Sometimes it is just single sentences

I have an American friend who (rightly) likes to tell me that people often say “books change lives” whereas it’s closer to the truth that sentences change lives. I think there is something in that. I think it applies well beyond books too. There are sermons that people will often pinpoint as key on their road to salvation, for example, but it often turns out they can’t remember all that much about the sermon itself. Rather, what they remember is a particular thought or sentence that was particularly provocative or change the way they think about something.

As it happened, I was not doing anything in our service on Sunday. We had a visiting speaker and another of our elders was leading the service. So, I had the privilege of being able to just be in the service, listening to someone else at the front throughout, and enjoy being part of the congregation with no particular responsibility that morning. Given that my mind wasn’t taken up with anything else, it meant I could really listen freely. Which I don’t often get to do.

As my American friend has said to me many times, Sunday was a case of one particular sentence standing out to me. It wasn’t in the sermon, good and helpful as it was. It wasn’t in any part of the live streamed bit of the service either, so you can’t go online to find it. I can remember plenty of things from those two bits, but it was not the thing that made me sit up. It was in the bit of the service that we don’t broadcast; our time of communion.

The elder leading communion read out a passage of scripture (as we always do), spoke a little about what was going on in the passage (as we always do) and then hedged the table with some questions (that we always ask). But it was a small part in one of his questions hedging the table that really gave me pause for thought. The three questions we ask are these:

  1. Have I personally trusted in the Lord Jesus Christ?
  2. Am I baptised and in church membership?
  3. Am I in good standing with other members of my church?

He explained why it was important to trust personally in Jesus before we take communion. He then talked about the significance of baptism, membership and walking rightly with our fellow members before taking. Then he said something to this effect: ‘It is in the church that we see what our hearts are like and our the reality of our spiritual growth. I see what my heart is most like when I rub up against people who disagree with me and I think all sorts of things about them in my heart. We easily forget that Jesus does not think those things about them; he went to the cross for them.’ I am paraphrasing, but this was the thrust of it.

I cannot say enough that we ask these questions every week. None of them take me by surprise. Perhaps it was my brother’s preamble about not allowing communion to become routine and a matter of rote that made what he said afterwards land. Maybe it was the Holy Spirit. Ultimately, I don’t know. But something in that really stuck with me.

As I reflected on it, I thought about whether I do what my brother described. At first, I thought, there’s loads of stuff I am happy to sit with disagreement so that’s not really me. But then, of course, I started to think, but the rubber doesn’t hit the road on the stuff where I’m happy with disagreement. The issue is when it is stuff I feel, very deeply, that disagreement is quite difficult. What do I think in my heart about people then? I know what I often think and feel. It is a very searching question indeed.

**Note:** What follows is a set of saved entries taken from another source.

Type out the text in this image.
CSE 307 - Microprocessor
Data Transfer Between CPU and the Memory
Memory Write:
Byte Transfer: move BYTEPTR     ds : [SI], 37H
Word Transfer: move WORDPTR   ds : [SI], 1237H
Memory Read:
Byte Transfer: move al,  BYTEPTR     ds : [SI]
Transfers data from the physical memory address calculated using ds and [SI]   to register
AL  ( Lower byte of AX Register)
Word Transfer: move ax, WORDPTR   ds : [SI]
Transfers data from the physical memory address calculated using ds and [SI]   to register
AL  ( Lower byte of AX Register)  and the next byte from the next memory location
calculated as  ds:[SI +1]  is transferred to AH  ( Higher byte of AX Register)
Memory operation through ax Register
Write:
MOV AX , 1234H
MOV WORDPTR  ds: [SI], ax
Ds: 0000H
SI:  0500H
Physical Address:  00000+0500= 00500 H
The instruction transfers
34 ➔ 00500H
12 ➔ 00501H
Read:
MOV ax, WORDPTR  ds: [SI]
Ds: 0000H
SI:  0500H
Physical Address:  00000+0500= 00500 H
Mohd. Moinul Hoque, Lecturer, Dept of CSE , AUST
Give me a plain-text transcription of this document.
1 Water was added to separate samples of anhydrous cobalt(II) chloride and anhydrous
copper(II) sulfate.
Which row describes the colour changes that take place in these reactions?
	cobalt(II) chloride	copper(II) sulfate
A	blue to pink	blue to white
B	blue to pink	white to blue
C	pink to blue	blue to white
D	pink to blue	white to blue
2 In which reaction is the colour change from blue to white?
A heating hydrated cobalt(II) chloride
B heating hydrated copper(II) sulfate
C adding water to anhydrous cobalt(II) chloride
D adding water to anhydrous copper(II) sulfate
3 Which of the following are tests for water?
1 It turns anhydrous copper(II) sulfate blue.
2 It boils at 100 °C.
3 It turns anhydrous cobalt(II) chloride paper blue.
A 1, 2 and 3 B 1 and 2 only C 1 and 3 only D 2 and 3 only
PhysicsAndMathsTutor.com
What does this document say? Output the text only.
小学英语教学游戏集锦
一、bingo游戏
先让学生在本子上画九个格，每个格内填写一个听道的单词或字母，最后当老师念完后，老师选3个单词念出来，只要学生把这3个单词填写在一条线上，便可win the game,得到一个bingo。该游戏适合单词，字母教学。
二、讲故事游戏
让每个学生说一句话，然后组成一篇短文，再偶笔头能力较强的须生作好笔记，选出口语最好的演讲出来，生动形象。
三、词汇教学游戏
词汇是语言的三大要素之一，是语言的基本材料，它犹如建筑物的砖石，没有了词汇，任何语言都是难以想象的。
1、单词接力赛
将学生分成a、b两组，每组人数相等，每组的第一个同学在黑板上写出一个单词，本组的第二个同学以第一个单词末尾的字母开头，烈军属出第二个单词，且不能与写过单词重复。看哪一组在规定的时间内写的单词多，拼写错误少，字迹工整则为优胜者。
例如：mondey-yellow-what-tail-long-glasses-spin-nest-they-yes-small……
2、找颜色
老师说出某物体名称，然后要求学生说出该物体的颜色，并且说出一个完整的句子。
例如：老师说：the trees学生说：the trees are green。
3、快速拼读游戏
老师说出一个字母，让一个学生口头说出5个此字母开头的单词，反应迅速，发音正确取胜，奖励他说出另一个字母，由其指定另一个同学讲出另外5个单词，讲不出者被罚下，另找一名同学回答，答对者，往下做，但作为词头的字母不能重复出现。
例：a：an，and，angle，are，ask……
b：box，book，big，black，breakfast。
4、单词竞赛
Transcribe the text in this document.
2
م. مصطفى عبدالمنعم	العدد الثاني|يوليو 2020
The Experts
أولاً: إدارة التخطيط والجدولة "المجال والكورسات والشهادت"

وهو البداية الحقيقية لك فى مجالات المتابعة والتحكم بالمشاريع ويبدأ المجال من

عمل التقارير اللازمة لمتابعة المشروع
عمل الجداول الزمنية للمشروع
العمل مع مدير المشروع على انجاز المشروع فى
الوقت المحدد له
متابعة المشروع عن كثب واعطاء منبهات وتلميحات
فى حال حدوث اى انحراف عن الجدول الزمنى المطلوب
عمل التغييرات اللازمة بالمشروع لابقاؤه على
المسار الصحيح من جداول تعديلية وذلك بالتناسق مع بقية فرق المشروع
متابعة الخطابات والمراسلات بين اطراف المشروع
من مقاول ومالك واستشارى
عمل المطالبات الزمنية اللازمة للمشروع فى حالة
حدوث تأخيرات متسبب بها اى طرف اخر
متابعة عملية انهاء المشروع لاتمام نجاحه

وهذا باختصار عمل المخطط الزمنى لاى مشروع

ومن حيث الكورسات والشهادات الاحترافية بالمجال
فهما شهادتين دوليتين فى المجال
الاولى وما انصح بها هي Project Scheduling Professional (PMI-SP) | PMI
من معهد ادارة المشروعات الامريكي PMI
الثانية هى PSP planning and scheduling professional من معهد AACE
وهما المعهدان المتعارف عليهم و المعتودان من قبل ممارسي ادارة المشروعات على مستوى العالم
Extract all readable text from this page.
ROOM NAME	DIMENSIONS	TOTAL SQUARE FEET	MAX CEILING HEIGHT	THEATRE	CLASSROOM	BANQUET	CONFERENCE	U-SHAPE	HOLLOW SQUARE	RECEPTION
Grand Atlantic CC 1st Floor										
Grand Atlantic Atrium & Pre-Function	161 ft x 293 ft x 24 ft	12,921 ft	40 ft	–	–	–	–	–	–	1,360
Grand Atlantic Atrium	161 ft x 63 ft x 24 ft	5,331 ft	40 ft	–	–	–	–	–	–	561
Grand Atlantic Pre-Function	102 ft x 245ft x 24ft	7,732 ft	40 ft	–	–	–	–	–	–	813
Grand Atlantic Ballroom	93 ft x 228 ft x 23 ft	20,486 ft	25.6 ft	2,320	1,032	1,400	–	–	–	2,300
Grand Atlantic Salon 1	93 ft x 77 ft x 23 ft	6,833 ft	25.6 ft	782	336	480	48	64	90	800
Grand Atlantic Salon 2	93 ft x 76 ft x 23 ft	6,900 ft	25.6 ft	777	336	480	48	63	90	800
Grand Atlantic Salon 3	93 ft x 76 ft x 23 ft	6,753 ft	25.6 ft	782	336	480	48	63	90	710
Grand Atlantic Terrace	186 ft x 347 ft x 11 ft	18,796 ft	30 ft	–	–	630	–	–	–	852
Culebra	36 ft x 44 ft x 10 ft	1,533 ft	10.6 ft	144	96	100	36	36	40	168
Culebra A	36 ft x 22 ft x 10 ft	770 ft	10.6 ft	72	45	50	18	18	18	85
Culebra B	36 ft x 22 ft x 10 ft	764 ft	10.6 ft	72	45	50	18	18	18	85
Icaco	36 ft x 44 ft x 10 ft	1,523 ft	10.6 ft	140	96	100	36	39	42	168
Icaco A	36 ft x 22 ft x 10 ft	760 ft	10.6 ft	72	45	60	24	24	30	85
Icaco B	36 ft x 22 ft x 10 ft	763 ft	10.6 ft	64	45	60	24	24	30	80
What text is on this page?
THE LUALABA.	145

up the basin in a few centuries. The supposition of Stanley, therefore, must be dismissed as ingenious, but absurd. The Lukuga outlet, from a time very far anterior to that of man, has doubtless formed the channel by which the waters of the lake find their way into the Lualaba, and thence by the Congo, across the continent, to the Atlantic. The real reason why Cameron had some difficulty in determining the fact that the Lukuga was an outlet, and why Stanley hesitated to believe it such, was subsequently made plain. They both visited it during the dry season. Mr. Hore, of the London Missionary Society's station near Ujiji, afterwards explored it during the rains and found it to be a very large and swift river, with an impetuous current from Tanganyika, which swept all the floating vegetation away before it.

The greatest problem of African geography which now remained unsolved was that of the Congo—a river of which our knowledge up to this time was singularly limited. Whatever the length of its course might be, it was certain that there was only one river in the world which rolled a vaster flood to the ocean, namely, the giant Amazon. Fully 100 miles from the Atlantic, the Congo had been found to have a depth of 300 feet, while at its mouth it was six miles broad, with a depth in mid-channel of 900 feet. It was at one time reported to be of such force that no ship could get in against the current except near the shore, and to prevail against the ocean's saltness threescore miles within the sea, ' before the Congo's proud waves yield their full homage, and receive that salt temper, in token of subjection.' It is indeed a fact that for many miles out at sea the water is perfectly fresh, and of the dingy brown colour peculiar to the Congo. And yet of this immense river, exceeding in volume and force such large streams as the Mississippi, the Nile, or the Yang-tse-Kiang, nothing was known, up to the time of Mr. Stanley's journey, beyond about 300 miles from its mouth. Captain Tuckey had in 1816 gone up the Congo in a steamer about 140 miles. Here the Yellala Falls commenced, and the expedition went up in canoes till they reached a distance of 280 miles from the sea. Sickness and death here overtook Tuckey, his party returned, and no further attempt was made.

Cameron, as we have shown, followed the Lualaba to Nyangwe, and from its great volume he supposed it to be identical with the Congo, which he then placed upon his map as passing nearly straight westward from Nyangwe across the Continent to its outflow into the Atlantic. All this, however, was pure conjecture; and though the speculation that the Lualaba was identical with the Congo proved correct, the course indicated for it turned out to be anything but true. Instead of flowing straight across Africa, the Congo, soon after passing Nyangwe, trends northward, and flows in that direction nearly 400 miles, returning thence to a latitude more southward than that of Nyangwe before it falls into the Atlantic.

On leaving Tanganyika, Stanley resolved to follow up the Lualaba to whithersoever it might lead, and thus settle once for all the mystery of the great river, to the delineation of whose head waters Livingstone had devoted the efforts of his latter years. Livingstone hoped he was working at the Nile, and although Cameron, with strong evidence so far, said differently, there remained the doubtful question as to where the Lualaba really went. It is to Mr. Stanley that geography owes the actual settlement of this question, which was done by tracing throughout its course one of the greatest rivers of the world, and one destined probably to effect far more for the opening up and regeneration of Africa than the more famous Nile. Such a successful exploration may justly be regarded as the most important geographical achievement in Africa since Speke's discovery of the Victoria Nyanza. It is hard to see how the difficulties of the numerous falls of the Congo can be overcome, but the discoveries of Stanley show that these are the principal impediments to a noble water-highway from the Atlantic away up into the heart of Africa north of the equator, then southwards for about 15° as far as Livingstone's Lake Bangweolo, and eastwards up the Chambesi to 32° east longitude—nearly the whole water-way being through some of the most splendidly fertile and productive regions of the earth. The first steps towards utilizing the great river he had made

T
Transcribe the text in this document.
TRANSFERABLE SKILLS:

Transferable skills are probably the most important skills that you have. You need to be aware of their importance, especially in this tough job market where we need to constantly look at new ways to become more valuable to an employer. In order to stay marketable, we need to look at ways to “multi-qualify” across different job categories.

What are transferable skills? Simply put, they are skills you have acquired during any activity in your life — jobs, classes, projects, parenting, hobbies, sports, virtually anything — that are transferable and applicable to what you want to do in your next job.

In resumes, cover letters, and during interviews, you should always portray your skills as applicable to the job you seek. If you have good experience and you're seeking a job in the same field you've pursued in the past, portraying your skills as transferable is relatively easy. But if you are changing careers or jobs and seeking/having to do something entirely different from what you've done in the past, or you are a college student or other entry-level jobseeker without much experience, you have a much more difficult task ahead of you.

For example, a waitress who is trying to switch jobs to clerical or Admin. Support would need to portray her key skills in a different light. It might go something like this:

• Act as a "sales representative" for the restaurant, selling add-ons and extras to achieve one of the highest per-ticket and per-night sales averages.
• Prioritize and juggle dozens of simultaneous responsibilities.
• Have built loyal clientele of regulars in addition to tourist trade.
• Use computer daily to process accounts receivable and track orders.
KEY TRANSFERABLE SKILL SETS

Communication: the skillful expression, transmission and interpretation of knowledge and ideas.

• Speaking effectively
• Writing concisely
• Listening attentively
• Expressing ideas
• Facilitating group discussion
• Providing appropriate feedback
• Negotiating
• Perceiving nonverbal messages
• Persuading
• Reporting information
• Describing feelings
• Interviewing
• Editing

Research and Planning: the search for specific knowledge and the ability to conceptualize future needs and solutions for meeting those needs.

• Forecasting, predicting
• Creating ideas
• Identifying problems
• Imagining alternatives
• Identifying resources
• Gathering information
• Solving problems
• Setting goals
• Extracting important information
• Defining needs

That is not to say that all disagreement is okay. Interestingly, in the service, there was a bit of a laugh (and a subsequent impromptu explanation) over somebody’s use of the phrase ‘churches together’. What was clear enough is not every disagreement is acceptable disagreement. Not every matter can be placed in the ‘tertiary or indifferent’ category. Some matters of disagreement are serious and cannot be set aside. Other matters of disagreement really do not warrant nearly the response that our heart so often wants to make. You preferring the seats in a different configuration to me should not be the start of a civil war! But then, there are loads of matters that sit between those poles. Things that do matter and on which we have to form a position, positions that may even exclude people from our churches (or us from theirs), without necessarily suggesting that we think Jesus has not died for that person. Knowing exactly where various issues land is difficult indeed.

But the point, I think, lands best when we consider those within our own church. We agree on the gospel (otherwise we aren’t even the same religion). We presumably agree, or can tolerate, where we land on the majority of secondary matters (otherwise we wouldn’t have become members in the same church). Which suggests the majority of the things we’re hitting on inside our own churches are tertiary matters. What my heart thinks of brothers and sisters who disagree with me on matters to which the Bible may well speak, but doesn’t deem vital to the gospel or the life of the church itself? On those terms, it is a very telling question.

The sermon itself spoke about the importance of the local church in this. We may think we’re terrible Christians and need the church to help us see that there is, really, the evidence of spiritual growth in our lives. Others of us may think we’re awesome and need the church to knock us heads together and tell us we’re not all that. But it is in the church, rubbing up alongside other believers with whom we may have nothing in common other than Jesus, where we grow most. We must remember that these people are the ones for whom Jesus died. He went to the cross with their particular names on his hands, he calls these people brothers and sisters and he stands next to the Father reminding him that this lot are with him and he’s not ashamed of them. Jesus isn’t sick of them. Jesus isn’t tired of them. What would church look like if we all remembered that next time someone annoyed us, disagreed with us or pushed something we wished they wouldn’t?

As my friends says, sometimes it is just single sentences that do it.